La asimetría teológica es el concepto clave que utiliza Donald A. Carson (y que respalda Douglas J. Moo) para resolver el dilema más difícil de la teología y la filosofía cristiana: ¿Cómo puede Dios ser absolutamente soberano sobre todo lo que ocurre (incluido el mal) sin ser moralmente responsable del pecado?

En la teología sistemática reformada, la tentación humana es buscar una simetría perfecta: si Dios es la causa directa de la salvación de un hombre, entonces debe ser la causa directa de la condenación de otro; o si Dios es responsable de las acciones buenas de las personas, debe ser igualmente responsable de sus acciones malas.

Carson rompe con esta lógica simétrica y establece que Dios opera de manera fundamentalmente distinta respecto al bien y al mal.

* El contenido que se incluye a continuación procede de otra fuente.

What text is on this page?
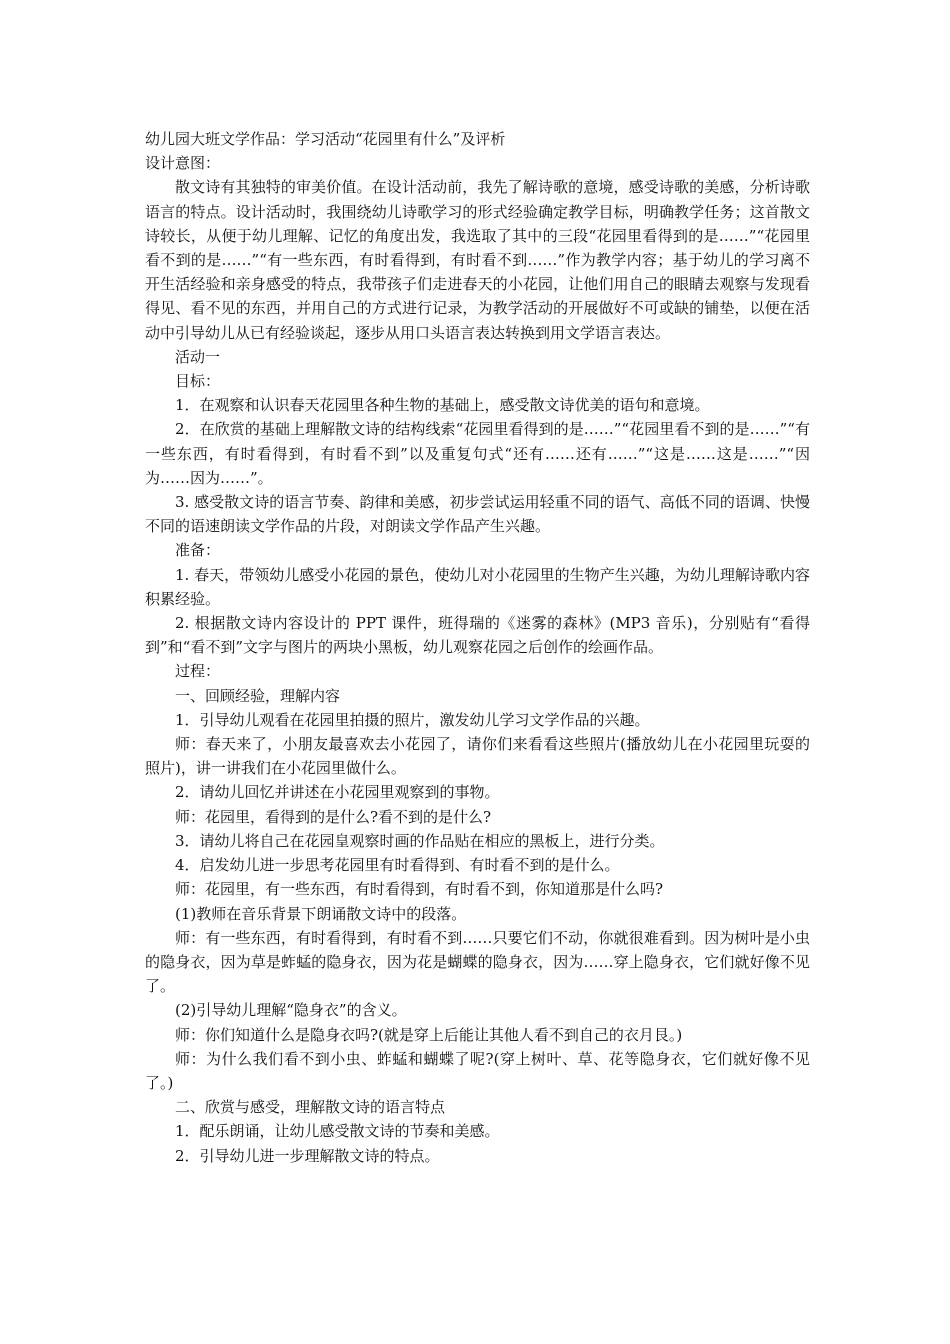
幼儿园大班文学作品：学习活动“花园里有什么”及评析

设计意图：

散文诗有其独特的审美价值。在设计活动前，我先了解诗歌的意境，感受诗歌的美感，分析诗歌语言的特点。设计活动时，我围绕幼儿诗歌学习的形式经验确定教学目标，明确教学任务；这首散文诗较长，从便于幼儿理解、记忆的角度出发，我选取了其中的三段“花园里看得到的是……”“花园里看不到的是……”“有一些东西，有时看得到，有时看不到……”作为教学内容；基于幼儿的学习离不开生活经验和亲身感受的特点，我带孩子们走进春天的小花园，让他们用自己的眼睛去观察与发现看得见、看不见的东西，并用自己的方式进行记录，为教学活动的开展做好不可或缺的铺垫，以便在活动中引导幼儿从已有经验谈起，逐步从用口头语言表达转换到用文学语言表达。

活动一

目标：

1．在观察和认识春天花园里各种生物的基础上，感受散文诗优美的语句和意境。

2．在欣赏的基础上理解散文诗的结构线索“花园里看得到的是……”“花园里看不到的是……”“有一些东西，有时看得到，有时看不到”以及重复句式“还有……还有……”“这是……这是……”“因为……因为……”。

3. 感受散文诗的语言节奏、韵律和美感，初步尝试运用轻重不同的语气、高低不同的语调、快慢不同的语速朗读文学作品的片段，对朗读文学作品产生兴趣。

准备：

1. 春天，带领幼儿感受小花园的景色，使幼儿对小花园里的生物产生兴趣，为幼儿理解诗歌内容积累经验。

2. 根据散文诗内容设计的 PPT 课件，班得瑞的《迷雾的森林》(MP3 音乐)，分别贴有“看得到”和“看不到”文字与图片的两块小黑板，幼儿观察花园之后创作的绘画作品。

过程：

一、回顾经验，理解内容

1．引导幼儿观看在花园里拍摄的照片，激发幼儿学习文学作品的兴趣。

师：春天来了，小朋友最喜欢去小花园了，请你们来看看这些照片(播放幼儿在小花园里玩耍的照片)，讲一讲我们在小花园里做什么。

2．请幼儿回忆并讲述在小花园里观察到的事物。

师：花园里，看得到的是什么?看不到的是什么?

3．请幼儿将自己在花园皇观察时画的作品贴在相应的黑板上，进行分类。

4．启发幼儿进一步思考花园里有时看得到、有时看不到的是什么。

师：花园里，有一些东西，有时看得到，有时看不到，你知道那是什么吗?

(1)教师在音乐背景下朗诵散文诗中的段落。

师：有一些东西，有时看得到，有时看不到……只要它们不动，你就很难看到。因为树叶是小虫的隐身衣，因为草是蚱蜢的隐身衣，因为花是蝴蝶的隐身衣，因为……穿上隐身衣，它们就好像不见了。

(2)引导幼儿理解“隐身衣”的含义。

师：你们知道什么是隐身衣吗?(就是穿上后能让其他人看不到自己的衣月艮。)

师：为什么我们看不到小虫、蚱蜢和蝴蝶了呢?(穿上树叶、草、花等隐身衣，它们就好像不见了。)

二、欣赏与感受，理解散文诗的语言特点

1．配乐朗诵，让幼儿感受散文诗的节奏和美感。

2．引导幼儿进一步理解散文诗的特点。
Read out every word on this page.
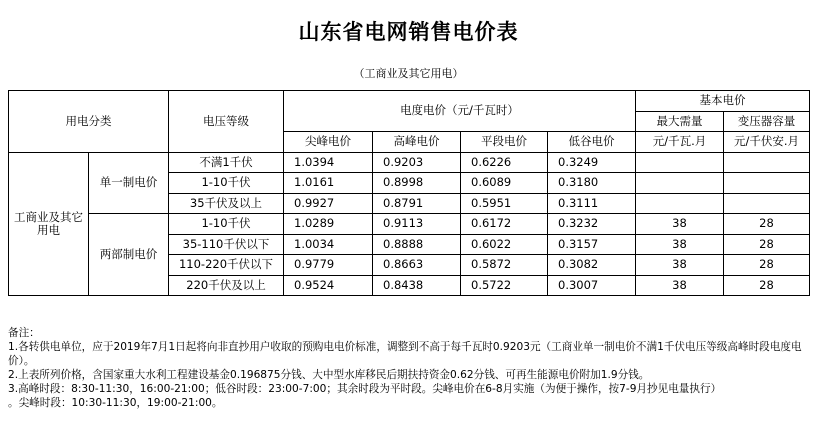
山东省电网销售电价表
（工商业及其它用电）
用电分类		电压等级	电度电价（元/千瓦时）				基本电价	
							最大需量	变压器容量
			尖峰电价	高峰电价	平段电价	低谷电价	元/千瓦.月	元/千伏安.月
工商业及其它用电	单一制电价	不满1千伏	1.0394	0.9203	0.6226	0.3249		
		1-10千伏	1.0161	0.8998	0.6089	0.3180		
		35千伏及以上	0.9927	0.8791	0.5951	0.3111		
	两部制电价	1-10千伏	1.0289	0.9113	0.6172	0.3232	38	28
		35-110千伏以下	1.0034	0.8888	0.6022	0.3157	38	28
		110-220千伏以下	0.9779	0.8663	0.5872	0.3082	38	28
		220千伏及以上	0.9524	0.8438	0.5722	0.3007	38	28
备注：
1.各转供电单位，应于2019年7月1日起将向非直抄用户收取的预购电电价标准，调整到不高于每千瓦时0.9203元（工商业单一制电价不满1千伏电压等级高峰时段电度电价）。
2.上表所列价格，含国家重大水利工程建设基金0.196875分钱、大中型水库移民后期扶持资金0.62分钱、可再生能源电价附加1.9分钱。
3.高峰时段：8:30-11:30，16:00-21:00；低谷时段：23:00-7:00；其余时段为平时段。尖峰电价在6-8月实施（为便于操作，按7-9月抄见电量执行）
。尖峰时段：10:30-11:30，19:00-21:00。
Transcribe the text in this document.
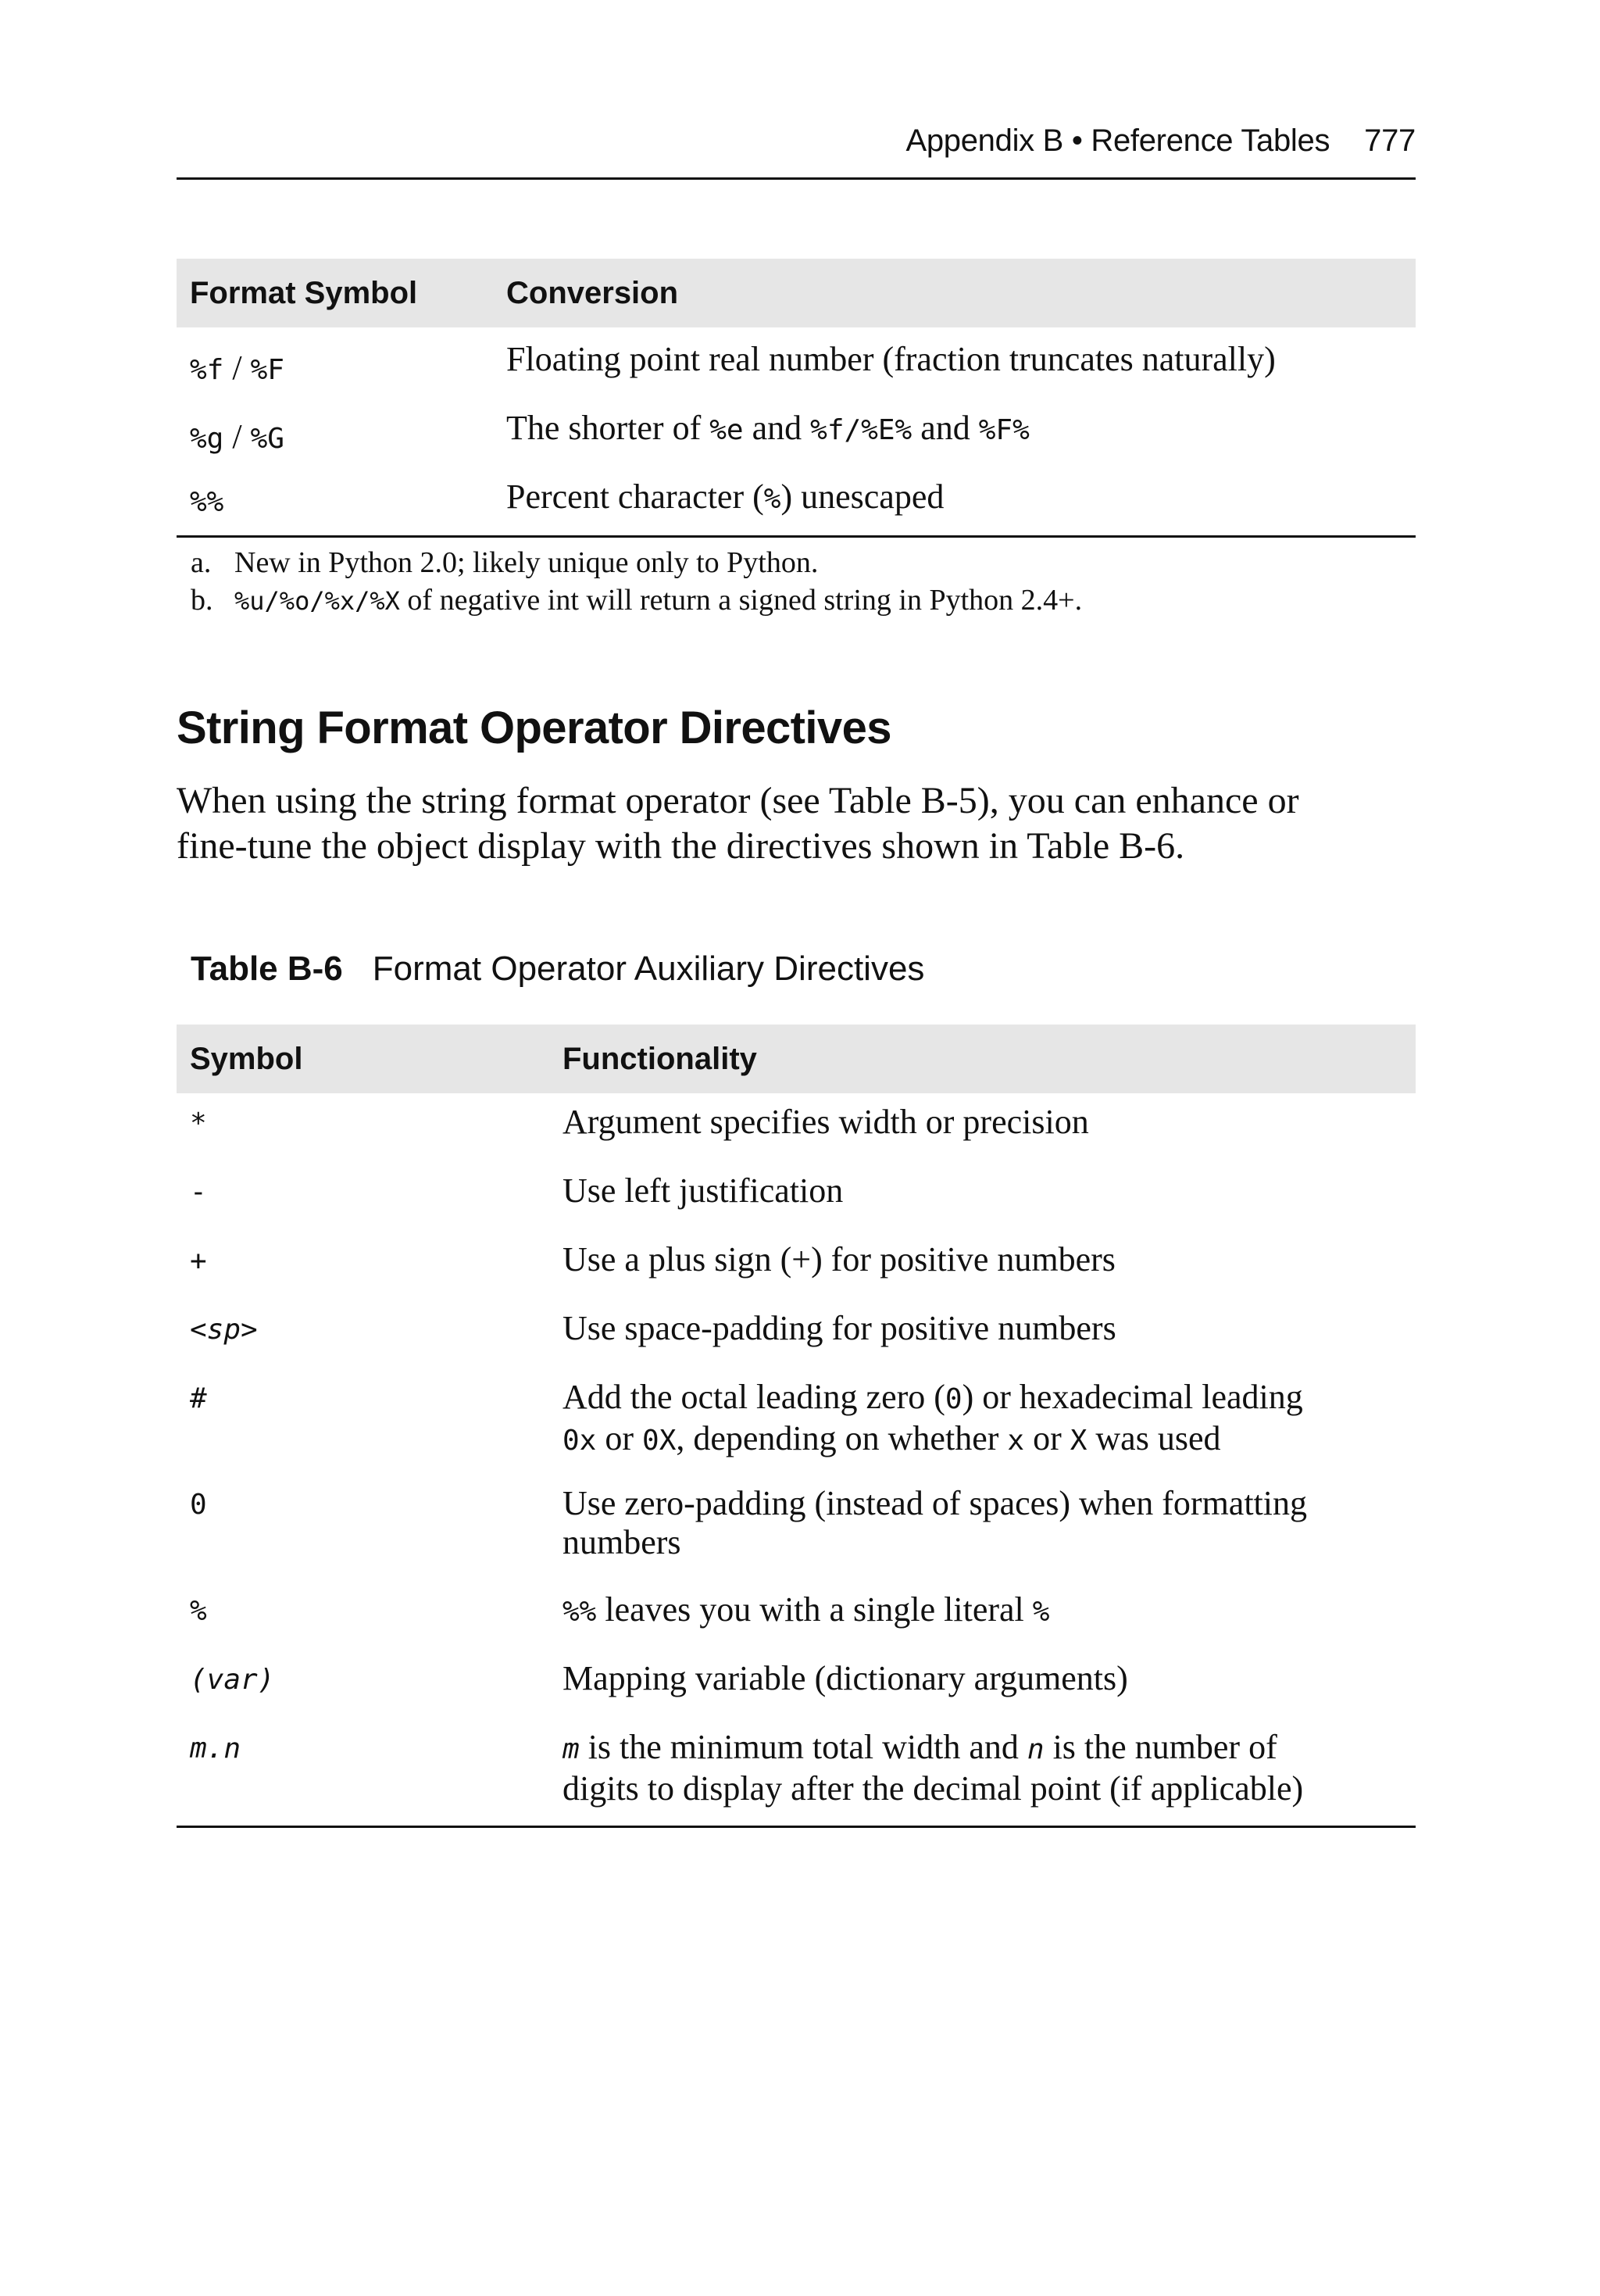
Appendix B • Reference Tables 777
Format Symbol	Conversion
%f / %F	Floating point real number (fraction truncates naturally)
%g / %G	The shorter of %e and %f/%E% and %F%
%%	Percent character (%) unescaped
a. New in Python 2.0; likely unique only to Python.
b. %u/%o/%x/%X of negative int will return a signed string in Python 2.4+.
String Format Operator Directives

When using the string format operator (see Table B-5), you can enhance or
fine-tune the object display with the directives shown in Table B-6.

Table B-6 Format Operator Auxiliary Directives
Symbol	Functionality
*	Argument specifies width or precision
-	Use left justification
+	Use a plus sign (+) for positive numbers
<sp>	Use space-padding for positive numbers
#	Add the octal leading zero (0) or hexadecimal leading
0x or 0X, depending on whether x or X was used
0	Use zero-padding (instead of spaces) when formatting
numbers
%	%% leaves you with a single literal %
(var)	Mapping variable (dictionary arguments)
m.n	m is the minimum total width and n is the number of
digits to display after the decimal point (if applicable)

Los dos pilares de la asimetría teológica

La asimetría se sostiene sobre dos reglas teológicas que operan al mismo tiempo y que nunca deben mezclarse:

1. Con respecto al bien: Dios es la causa primera, directa y eficiente. Todo pensamiento piadoso, obra buena, salvación o acto de fe proviene exclusivamente de la gracia iniciadora de Dios. El ser humano no puede atribuirse ningún mérito. Dios se lleva toda la gloria.

2. Con respecto al mal: Dios es soberano sobre su existencia y lo permite dentro de sus planes eternos, pero la culpa moral y la ejecución recaen exclusivamente en la criatura. Dios nunca tienta a nadie, nunca infunde maldad en el corazón humano y nunca es el autor del pecado. La criatura se lleva toda la culpa.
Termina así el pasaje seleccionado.